Public Health Service (PHS) Act section 2713 and the interim final regulations relating to coverage of preventive services require non-grandfathered group health plans and health insurance coverage offered in the individual or group market to provide benefits for preventive services, and prohibit cost-sharing requirements.

The FAQ answers the question "On September 24, 2013, the USPSTF issued new recommendations with respect to breast cancer. What changes must plans make to comply with the new recommendations?"

According to the FAQ, beginning September 24, 2014, all non-grandfathered plans will be required to cover breast cancer preventative medications for women who are at increased risk for breast cancer “without cost sharing subject to reasonable medical management.” 

Limits on Cost-Sharing 

In August 2013, the administration released a notice that some lenience would be provided on out-of-pocket maximums in 2014. Specifically, employers and insurers with more than one benefits administrator do not have to combine their members’ out-of-pocket spending into one total until 2015 (see overview here).

The FAQ answers questions about the applicability of the out-of-pocket maximums across different plans or providers.

According to the FAQ, beginning January 1, 2015, all non-grandfathered plans must have a limit on out-of-pocket costs for all essential health benefits (EHB). Those limits, however, do not apply to benefits that have not been deemed an EHB.

Plans and issuers are also permitted to structure a benefit design using separate out-of-pocket limits, provided that the combined amount of any separate out-of-pocket limits applicable to all EHBs under the plan does not exceed the annual limitation on out-of-pocket maximums for that year.
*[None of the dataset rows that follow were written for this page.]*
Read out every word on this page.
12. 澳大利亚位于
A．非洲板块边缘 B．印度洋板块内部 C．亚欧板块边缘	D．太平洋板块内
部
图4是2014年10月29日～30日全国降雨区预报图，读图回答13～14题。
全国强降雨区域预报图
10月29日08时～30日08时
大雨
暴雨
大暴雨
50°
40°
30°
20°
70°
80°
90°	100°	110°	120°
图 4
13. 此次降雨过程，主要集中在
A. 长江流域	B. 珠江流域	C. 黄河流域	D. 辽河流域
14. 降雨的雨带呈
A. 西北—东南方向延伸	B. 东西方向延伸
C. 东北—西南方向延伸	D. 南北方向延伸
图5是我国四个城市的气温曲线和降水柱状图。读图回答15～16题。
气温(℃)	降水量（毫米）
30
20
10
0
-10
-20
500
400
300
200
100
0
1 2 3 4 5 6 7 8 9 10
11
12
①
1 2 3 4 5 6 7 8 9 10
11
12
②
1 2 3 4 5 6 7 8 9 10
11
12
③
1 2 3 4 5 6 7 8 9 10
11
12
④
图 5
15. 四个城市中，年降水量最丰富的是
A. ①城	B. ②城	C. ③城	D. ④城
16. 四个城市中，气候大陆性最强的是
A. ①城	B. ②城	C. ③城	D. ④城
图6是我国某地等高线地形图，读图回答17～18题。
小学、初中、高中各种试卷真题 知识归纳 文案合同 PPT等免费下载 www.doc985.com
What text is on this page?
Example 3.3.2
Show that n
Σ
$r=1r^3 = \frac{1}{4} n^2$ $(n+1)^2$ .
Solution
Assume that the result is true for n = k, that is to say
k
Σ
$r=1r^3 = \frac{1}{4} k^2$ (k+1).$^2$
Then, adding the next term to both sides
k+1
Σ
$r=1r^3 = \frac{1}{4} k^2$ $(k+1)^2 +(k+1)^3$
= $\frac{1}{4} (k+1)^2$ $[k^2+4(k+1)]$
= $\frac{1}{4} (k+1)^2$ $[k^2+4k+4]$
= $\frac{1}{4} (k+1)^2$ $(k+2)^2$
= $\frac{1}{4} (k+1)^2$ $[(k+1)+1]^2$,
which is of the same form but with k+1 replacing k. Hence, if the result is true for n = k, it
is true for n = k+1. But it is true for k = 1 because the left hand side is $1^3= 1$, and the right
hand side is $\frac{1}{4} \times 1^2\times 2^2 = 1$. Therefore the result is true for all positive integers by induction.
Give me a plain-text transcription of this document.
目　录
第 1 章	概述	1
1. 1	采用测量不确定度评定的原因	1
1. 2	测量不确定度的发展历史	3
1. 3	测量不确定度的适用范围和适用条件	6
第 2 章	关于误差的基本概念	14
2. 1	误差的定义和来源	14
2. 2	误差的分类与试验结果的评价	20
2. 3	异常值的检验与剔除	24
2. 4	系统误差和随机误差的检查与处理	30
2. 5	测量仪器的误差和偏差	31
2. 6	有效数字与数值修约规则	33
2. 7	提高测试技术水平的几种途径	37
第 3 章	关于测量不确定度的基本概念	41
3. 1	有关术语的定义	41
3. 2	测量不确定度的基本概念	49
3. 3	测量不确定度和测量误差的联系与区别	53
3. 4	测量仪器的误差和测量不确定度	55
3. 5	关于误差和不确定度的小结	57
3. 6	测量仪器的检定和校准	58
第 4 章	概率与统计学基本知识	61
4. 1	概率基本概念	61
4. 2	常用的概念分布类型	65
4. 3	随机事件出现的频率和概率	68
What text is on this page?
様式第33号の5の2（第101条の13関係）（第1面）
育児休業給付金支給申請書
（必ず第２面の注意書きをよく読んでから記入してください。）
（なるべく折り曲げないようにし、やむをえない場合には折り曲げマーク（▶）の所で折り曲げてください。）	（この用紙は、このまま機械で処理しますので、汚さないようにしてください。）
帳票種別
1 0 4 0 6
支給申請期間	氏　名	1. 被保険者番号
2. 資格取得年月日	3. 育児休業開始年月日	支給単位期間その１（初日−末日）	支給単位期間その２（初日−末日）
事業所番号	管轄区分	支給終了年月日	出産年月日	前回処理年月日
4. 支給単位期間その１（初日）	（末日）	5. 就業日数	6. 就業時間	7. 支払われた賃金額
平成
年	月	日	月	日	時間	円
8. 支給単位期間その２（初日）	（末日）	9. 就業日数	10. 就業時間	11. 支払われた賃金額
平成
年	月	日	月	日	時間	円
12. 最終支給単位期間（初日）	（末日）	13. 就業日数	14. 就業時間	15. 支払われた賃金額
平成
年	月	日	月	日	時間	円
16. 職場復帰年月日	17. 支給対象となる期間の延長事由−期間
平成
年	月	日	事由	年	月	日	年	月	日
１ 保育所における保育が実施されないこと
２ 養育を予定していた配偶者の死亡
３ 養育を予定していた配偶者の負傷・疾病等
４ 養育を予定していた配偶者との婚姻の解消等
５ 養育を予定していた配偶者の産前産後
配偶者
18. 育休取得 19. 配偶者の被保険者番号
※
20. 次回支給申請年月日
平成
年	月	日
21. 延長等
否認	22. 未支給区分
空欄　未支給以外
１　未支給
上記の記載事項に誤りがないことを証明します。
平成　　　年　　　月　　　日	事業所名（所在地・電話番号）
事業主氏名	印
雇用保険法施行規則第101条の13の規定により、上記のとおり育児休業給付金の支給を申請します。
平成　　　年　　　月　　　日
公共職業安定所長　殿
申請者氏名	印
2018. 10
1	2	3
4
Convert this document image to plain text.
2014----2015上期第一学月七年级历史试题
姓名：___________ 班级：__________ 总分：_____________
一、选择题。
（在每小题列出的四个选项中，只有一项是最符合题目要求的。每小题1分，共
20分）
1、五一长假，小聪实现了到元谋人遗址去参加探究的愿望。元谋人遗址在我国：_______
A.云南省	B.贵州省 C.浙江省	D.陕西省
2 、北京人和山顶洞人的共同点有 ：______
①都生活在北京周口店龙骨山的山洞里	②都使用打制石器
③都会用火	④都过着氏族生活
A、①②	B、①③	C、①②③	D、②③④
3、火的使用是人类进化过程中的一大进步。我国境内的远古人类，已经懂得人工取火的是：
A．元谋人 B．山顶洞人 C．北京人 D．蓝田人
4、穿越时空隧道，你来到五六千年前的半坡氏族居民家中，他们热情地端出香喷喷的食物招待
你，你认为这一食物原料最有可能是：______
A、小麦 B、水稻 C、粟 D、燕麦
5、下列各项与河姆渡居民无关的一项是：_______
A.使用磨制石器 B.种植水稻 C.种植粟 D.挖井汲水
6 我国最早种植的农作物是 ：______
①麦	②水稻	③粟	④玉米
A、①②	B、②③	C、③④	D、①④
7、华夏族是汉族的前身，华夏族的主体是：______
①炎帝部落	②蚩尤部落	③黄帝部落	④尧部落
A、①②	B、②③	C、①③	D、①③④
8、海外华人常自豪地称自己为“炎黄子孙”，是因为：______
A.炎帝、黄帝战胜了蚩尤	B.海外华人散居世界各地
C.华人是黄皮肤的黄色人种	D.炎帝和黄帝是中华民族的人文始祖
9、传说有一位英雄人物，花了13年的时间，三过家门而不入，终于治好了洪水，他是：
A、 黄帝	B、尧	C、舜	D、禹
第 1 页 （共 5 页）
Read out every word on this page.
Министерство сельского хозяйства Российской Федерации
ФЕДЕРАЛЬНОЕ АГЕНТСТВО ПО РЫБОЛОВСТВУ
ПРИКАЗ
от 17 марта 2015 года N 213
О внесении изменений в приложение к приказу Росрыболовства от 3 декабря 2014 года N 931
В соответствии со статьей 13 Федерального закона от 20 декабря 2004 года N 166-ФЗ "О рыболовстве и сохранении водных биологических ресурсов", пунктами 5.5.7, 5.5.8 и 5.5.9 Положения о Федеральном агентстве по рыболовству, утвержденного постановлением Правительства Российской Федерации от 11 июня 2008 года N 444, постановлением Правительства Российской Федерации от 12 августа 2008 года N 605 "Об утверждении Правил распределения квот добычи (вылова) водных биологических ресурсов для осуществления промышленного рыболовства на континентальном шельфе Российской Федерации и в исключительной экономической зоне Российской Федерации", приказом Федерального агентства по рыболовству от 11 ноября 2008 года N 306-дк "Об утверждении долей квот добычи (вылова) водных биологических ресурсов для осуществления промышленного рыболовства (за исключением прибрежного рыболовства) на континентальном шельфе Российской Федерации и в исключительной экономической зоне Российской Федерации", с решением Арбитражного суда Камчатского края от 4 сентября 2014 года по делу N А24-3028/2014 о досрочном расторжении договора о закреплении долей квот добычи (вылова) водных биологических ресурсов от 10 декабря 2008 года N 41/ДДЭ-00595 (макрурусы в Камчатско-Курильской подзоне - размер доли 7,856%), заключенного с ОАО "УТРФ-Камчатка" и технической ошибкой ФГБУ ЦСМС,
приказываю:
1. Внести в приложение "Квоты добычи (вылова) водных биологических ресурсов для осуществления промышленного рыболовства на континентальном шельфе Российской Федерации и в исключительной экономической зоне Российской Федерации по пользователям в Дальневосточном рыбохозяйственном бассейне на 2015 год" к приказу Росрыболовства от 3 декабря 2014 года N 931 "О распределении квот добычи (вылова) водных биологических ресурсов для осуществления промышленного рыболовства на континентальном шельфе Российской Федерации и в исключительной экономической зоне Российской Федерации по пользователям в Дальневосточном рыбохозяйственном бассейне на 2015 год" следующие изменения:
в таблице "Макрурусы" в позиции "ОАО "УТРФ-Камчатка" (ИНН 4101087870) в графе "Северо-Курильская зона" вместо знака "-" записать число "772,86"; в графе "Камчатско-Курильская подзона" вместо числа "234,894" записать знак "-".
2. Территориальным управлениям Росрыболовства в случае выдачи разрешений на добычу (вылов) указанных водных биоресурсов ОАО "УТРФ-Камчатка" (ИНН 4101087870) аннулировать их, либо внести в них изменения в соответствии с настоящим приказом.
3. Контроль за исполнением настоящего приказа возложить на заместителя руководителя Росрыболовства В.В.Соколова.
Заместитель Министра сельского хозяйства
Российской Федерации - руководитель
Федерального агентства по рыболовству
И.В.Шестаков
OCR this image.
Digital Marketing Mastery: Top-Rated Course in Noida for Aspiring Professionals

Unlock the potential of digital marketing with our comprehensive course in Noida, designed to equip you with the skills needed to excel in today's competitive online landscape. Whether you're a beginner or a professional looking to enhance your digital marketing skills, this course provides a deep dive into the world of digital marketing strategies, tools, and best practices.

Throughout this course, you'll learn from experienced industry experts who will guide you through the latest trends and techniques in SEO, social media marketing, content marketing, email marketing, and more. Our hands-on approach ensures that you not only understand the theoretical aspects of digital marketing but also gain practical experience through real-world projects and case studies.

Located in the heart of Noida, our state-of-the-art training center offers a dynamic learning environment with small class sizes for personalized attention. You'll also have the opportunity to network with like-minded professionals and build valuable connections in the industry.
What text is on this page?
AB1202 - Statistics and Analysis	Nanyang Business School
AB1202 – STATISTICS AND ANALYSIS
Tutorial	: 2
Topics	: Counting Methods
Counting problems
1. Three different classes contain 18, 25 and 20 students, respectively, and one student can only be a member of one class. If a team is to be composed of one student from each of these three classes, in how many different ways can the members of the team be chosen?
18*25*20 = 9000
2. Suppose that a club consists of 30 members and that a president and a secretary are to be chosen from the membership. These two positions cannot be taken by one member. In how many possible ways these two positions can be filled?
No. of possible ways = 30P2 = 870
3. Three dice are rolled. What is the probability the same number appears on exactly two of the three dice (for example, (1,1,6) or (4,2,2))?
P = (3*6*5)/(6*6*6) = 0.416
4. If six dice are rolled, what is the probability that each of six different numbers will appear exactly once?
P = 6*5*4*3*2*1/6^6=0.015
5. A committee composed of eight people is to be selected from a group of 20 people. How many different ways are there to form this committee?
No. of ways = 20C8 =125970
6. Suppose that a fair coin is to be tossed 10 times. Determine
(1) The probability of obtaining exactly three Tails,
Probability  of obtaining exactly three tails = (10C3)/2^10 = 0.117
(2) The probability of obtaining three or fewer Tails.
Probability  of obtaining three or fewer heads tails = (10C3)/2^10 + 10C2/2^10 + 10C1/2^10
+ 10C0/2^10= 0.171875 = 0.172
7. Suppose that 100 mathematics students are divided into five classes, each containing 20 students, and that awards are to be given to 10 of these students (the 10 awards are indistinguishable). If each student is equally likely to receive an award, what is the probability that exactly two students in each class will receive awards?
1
Plans that stretch over a network of providers can, but are not required, to count out-of-pocket spending for out-of-network items and services towards the plan’s annual maximum out-of-pocket limits.

Expatriate Health Plans

The FAQ further defines expatriate health plans as “an insured group health plan with respect to which enrollment is limited to primary insureds for whom there is a good faith expectation that such individuals will reside outside of their home country or outside of the United States for at least six months of a 12-month period and any covered dependents, and also with respect to group health insurance coverage offered in conjunction with the expatriate group health plan. The 12-month period can fall within a single plan year or across two consecutive plan years.”

Wellness Programs

The FAQ clarifies that if a participant in a tobacco cessation program is provided a reasonable opportunity to enroll in the tobacco cessation program at the beginning of the plan year and qualifies for the reward under the program, the plan is not required (but is permitted) to provide another opportunity to avoid the tobacco premium surcharge until renewal or re-enrollment for coverage for the next plan year.

The FAQ also clarifies that the wellness plan must provide a reward for an individual who qualifies by satisfying a reasonable alternative standard.

Fixed Indemnity Insurance

The FAQ clarified questions on fixed indemnity insurance plans. According to the FAQs, HHS intends to propose amendments that would allow fixed indemnity coverage sold in the individual health insurance market to be considered to be an excepted benefit if it meets the following conditions:

  • It is sold only to individuals who have other health coverage that is minimum essential coverage within the meaning of section 5000A(f) of the Code.

  • There is no coordination between the provision of benefits and an exclusion of benefits under any other health coverage;

  • The benefits are paid in a fixed dollar amount regardless of the amount of expenses incurred and without regard to the amount of benefits provided with respect to an event or service under any other health coverage; and

  • A notice is displayed prominently in the plan materials informing policy holders that the coverage does not meet the definition of minimum essential coverage and will not satisfy the individual responsibility requirements of section 5000A of the Code.

If these proposed revisions are implemented, fixed indemnity insurance in the individual market would no longer have to pay benefits solely on a per-period basis to qualify as an excepted benefit.